A roast chicken is in the oven. Obviously with the obligatory potatoes, carrots and onions in the pan alongside. About to sit down on the couch and relax a bit with a bit of reading (Haunt of Jackals, let’s go!). And oh how lovely this day has been to relax with Dani and Mom, walking to and fro, enjoying various patios and delighting in all the talking about all the things! A movie night later on, methinks. And though there are little trials and tribulations that float and hover here and there, I still now just breathe deep and thank my God for what He has given me this day. I am supremely blessed far beyond all that I could imagine in my wildest dreams. Now I go to find a pretty piece of music to play as I take up my book and read. Peace and love, my dear friends. Oh how I pray this night you all may truly be at peace.

MKT

He walks down the sidewalk in time to a tune only he can hear. It’s been in his head, in his thoughts, in his dreams and even now if he tries he can hum it to drown out all the other melodies that strive for supremacy.
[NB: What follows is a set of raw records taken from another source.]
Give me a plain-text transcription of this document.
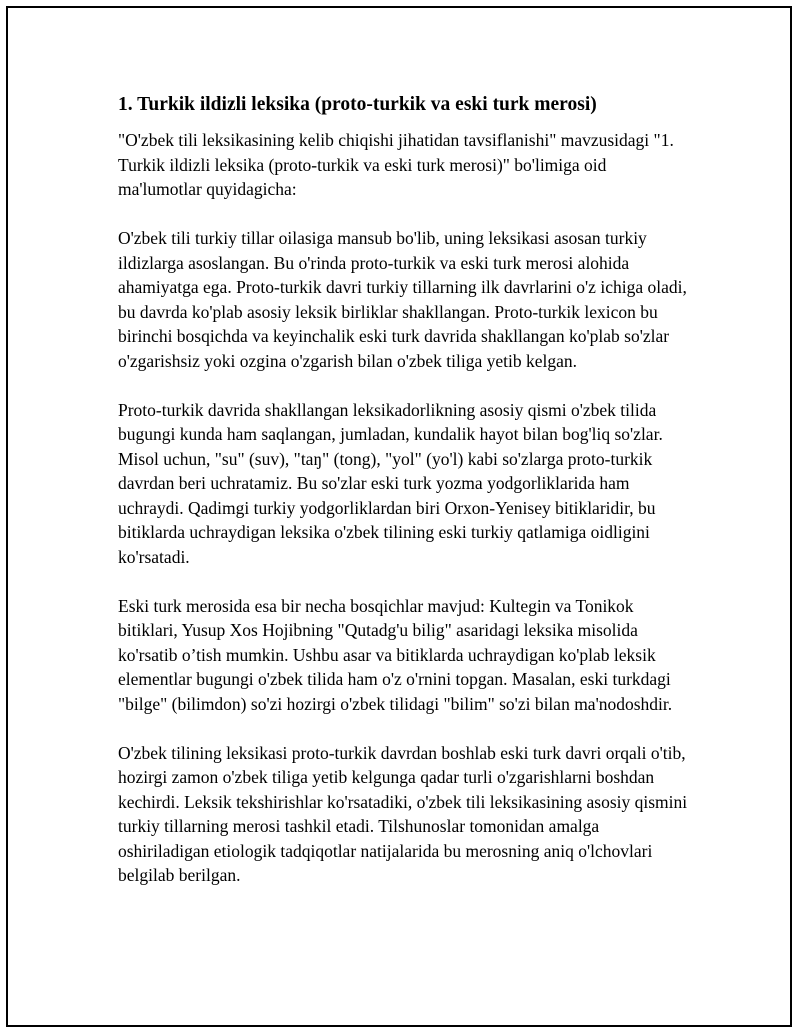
1. Turkik ildizli leksika (proto-turkik va eski turk merosi)

"O'zbek tili leksikasining kelib chiqishi jihatidan tavsiflanishi" mavzusidagi "1. Turkik ildizli leksika (proto-turkik va eski turk merosi)" bo'limiga oid ma'lumotlar quyidagicha:

O'zbek tili turkiy tillar oilasiga mansub bo'lib, uning leksikasi asosan turkiy ildizlarga asoslangan. Bu o'rinda proto-turkik va eski turk merosi alohida ahamiyatga ega. Proto-turkik davri turkiy tillarning ilk davrlarini o'z ichiga oladi, bu davrda ko'plab asosiy leksik birliklar shakllangan. Proto-turkik lexicon bu birinchi bosqichda va keyinchalik eski turk davrida shakllangan ko'plab so'zlar o'zgarishsiz yoki ozgina o'zgarish bilan o'zbek tiliga yetib kelgan.

Proto-turkik davrida shakllangan leksikadorlikning asosiy qismi o'zbek tilida bugungi kunda ham saqlangan, jumladan, kundalik hayot bilan bog'liq so'zlar. Misol uchun, "su" (suv), "taŋ" (tong), "yol" (yo'l) kabi so'zlarga proto-turkik davrdan beri uchratamiz. Bu so'zlar eski turk yozma yodgorliklarida ham uchraydi. Qadimgi turkiy yodgorliklardan biri Orxon-Yenisey bitiklaridir, bu bitiklarda uchraydigan leksika o'zbek tilining eski turkiy qatlamiga oidligini ko'rsatadi.

Eski turk merosida esa bir necha bosqichlar mavjud: Kultegin va Tonikok bitiklari, Yusup Xos Hojibning "Qutadg'u bilig" asaridagi leksika misolida ko'rsatib o’tish mumkin. Ushbu asar va bitiklarda uchraydigan ko'plab leksik elementlar bugungi o'zbek tilida ham o'z o'rnini topgan. Masalan, eski turkdagi "bilge" (bilimdon) so'zi hozirgi o'zbek tilidagi "bilim" so'zi bilan ma'nodoshdir.

O'zbek tilining leksikasi proto-turkik davrdan boshlab eski turk davri orqali o'tib, hozirgi zamon o'zbek tiliga yetib kelgunga qadar turli o'zgarishlarni boshdan kechirdi. Leksik tekshirishlar ko'rsatadiki, o'zbek tili leksikasining asosiy qismini turkiy tillarning merosi tashkil etadi. Tilshunoslar tomonidan amalga oshiriladigan etiologik tadqiqotlar natijalarida bu merosning aniq o'lchovlari belgilab berilgan.
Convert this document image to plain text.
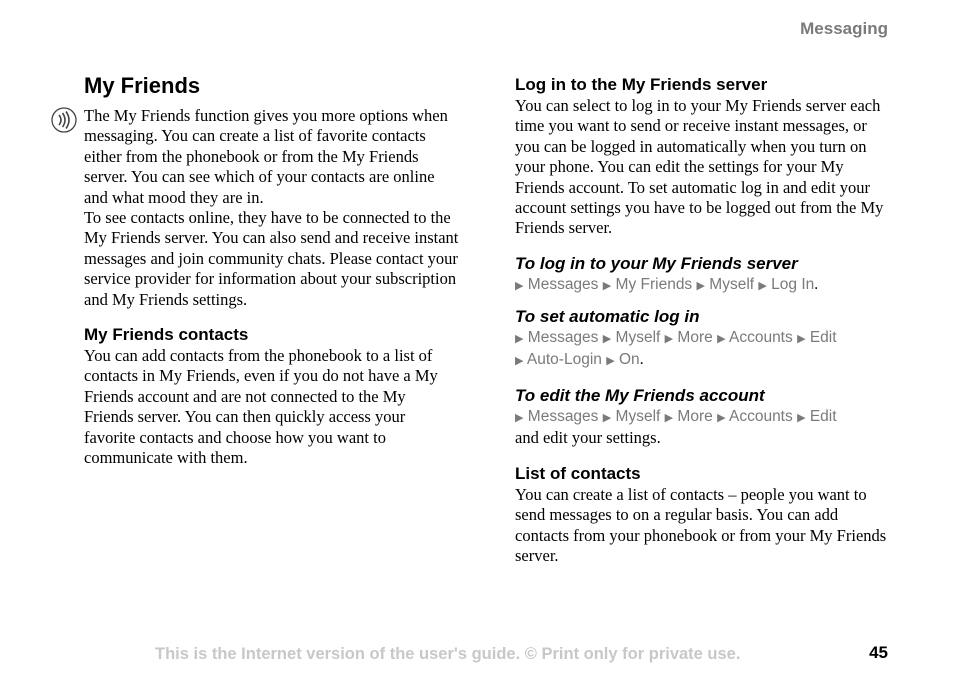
Messaging
My Friends

The My Friends function gives you more options when messaging. You can create a list of favorite contacts either from the phonebook or from the My Friends server. You can see which of your contacts are online and what mood they are in.

To see contacts online, they have to be connected to the My Friends server. You can also send and receive instant messages and join community chats. Please contact your service provider for information about your subscription and My Friends settings.

My Friends contacts

You can add contacts from the phonebook to a list of contacts in My Friends, even if you do not have a My Friends account and are not connected to the My Friends server. You can then quickly access your favorite contacts and choose how you want to communicate with them.

Log in to the My Friends server

You can select to log in to your My Friends server each time you want to send or receive instant messages, or you can be logged in automatically when you turn on your phone. You can edit the settings for your My Friends account. To set automatic log in and edit your account settings you have to be logged out from the My Friends server.

To log in to your My Friends server

▶ Messages ▶ My Friends ▶ Myself ▶ Log In.

To set automatic log in

▶ Messages ▶ Myself ▶ More ▶ Accounts ▶ Edit
▶ Auto-Login ▶ On.

To edit the My Friends account

▶ Messages ▶ Myself ▶ More ▶ Accounts ▶ Edit

and edit your settings.

List of contacts

You can create a list of contacts – people you want to send messages to on a regular basis. You can add contacts from your phonebook or from your My Friends server.

This is the Internet version of the user's guide. © Print only for private use.	45
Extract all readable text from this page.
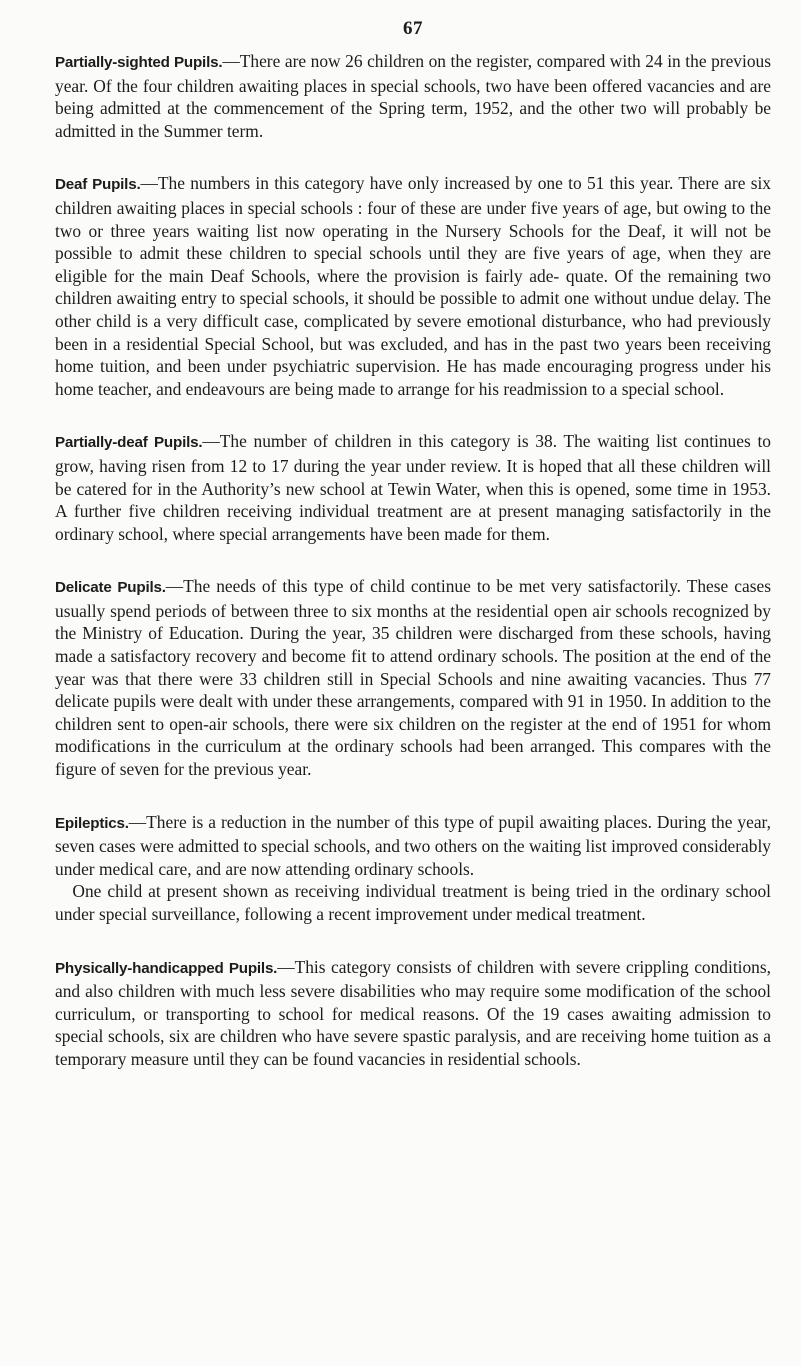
67

Partially-sighted Pupils.—There are now 26 children on the register, compared with 24 in the previous year. Of the four children awaiting places in special schools, two have been offered vacancies and are being admitted at the commencement of the Spring term, 1952, and the other two will probably be admitted in the Summer term.

Deaf Pupils.—The numbers in this category have only increased by one to 51 this year. There are six children awaiting places in special schools : four of these are under five years of age, but owing to the two or three years waiting list now operating in the Nursery Schools for the Deaf, it will not be possible to admit these children to special schools until they are five years of age, when they are eligible for the main Deaf Schools, where the provision is fairly ade- quate. Of the remaining two children awaiting entry to special schools, it should be possible to admit one without undue delay. The other child is a very difficult case, complicated by severe emotional disturbance, who had previously been in a residential Special School, but was excluded, and has in the past two years been receiving home tuition, and been under psychiatric supervision. He has made encouraging progress under his home teacher, and endeavours are being made to arrange for his readmission to a special school.

Partially-deaf Pupils.—The number of children in this category is 38. The waiting list continues to grow, having risen from 12 to 17 during the year under review. It is hoped that all these children will be catered for in the Authority’s new school at Tewin Water, when this is opened, some time in 1953. A further five children receiving individual treatment are at present managing satisfactorily in the ordinary school, where special arrangements have been made for them.

Delicate Pupils.—The needs of this type of child continue to be met very satisfactorily. These cases usually spend periods of between three to six months at the residential open air schools recognized by the Ministry of Education. During the year, 35 children were discharged from these schools, having made a satisfactory recovery and become fit to attend ordinary schools. The position at the end of the year was that there were 33 children still in Special Schools and nine awaiting vacancies. Thus 77 delicate pupils were dealt with under these arrangements, compared with 91 in 1950. In addition to the children sent to open-air schools, there were six children on the register at the end of 1951 for whom modifications in the curriculum at the ordinary schools had been arranged. This compares with the figure of seven for the previous year.

Epileptics.—There is a reduction in the number of this type of pupil awaiting places. During the year, seven cases were admitted to special schools, and two others on the waiting list improved considerably under medical care, and are now attending ordinary schools.

 One child at present shown as receiving individual treatment is being tried in the ordinary school under special surveillance, following a recent improvement under medical treatment.

Physically-handicapped Pupils.—This category consists of children with severe crippling conditions, and also children with much less severe disabilities who may require some modification of the school curriculum, or transporting to school for medical reasons. Of the 19 cases awaiting admission to special schools, six are children who have severe spastic paralysis, and are receiving home tuition as a temporary measure until they can be found vacancies in residential schools.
He sweeps out his boot across the grass that springs up before him and he halfway skips across the street. The half-broken neon sign beckons him onward for a tasty sugary treat. But not today, old friend, not today. Instead he hums those bars he heard a few hours ago at the opera and thinks of the life that he calls his own. There are little prickly bits here and there of course and it’s easy to snort and roll one’s eyes at the perky hellos he’s given on any given day. Yet rather wouldn’t it be better to dwell on those things that are miraculous in and of themselves? The moonlight glancing upon the surface of the bayou, the cold air giving cause for wearing turtlenecks, even yes those bare branches that testify to the possibility of coming spring. Isn’t his life rather swell? He raises his eyes to the heavens and sighs at the impossibly perfect clouds that float afore his gaze. He walks on down the sidewalk and lifts up his thoughts in prayer. A fellow traveler walks from the other way and meets his eyes and so he offers up a bright hello! A genuine smile replies.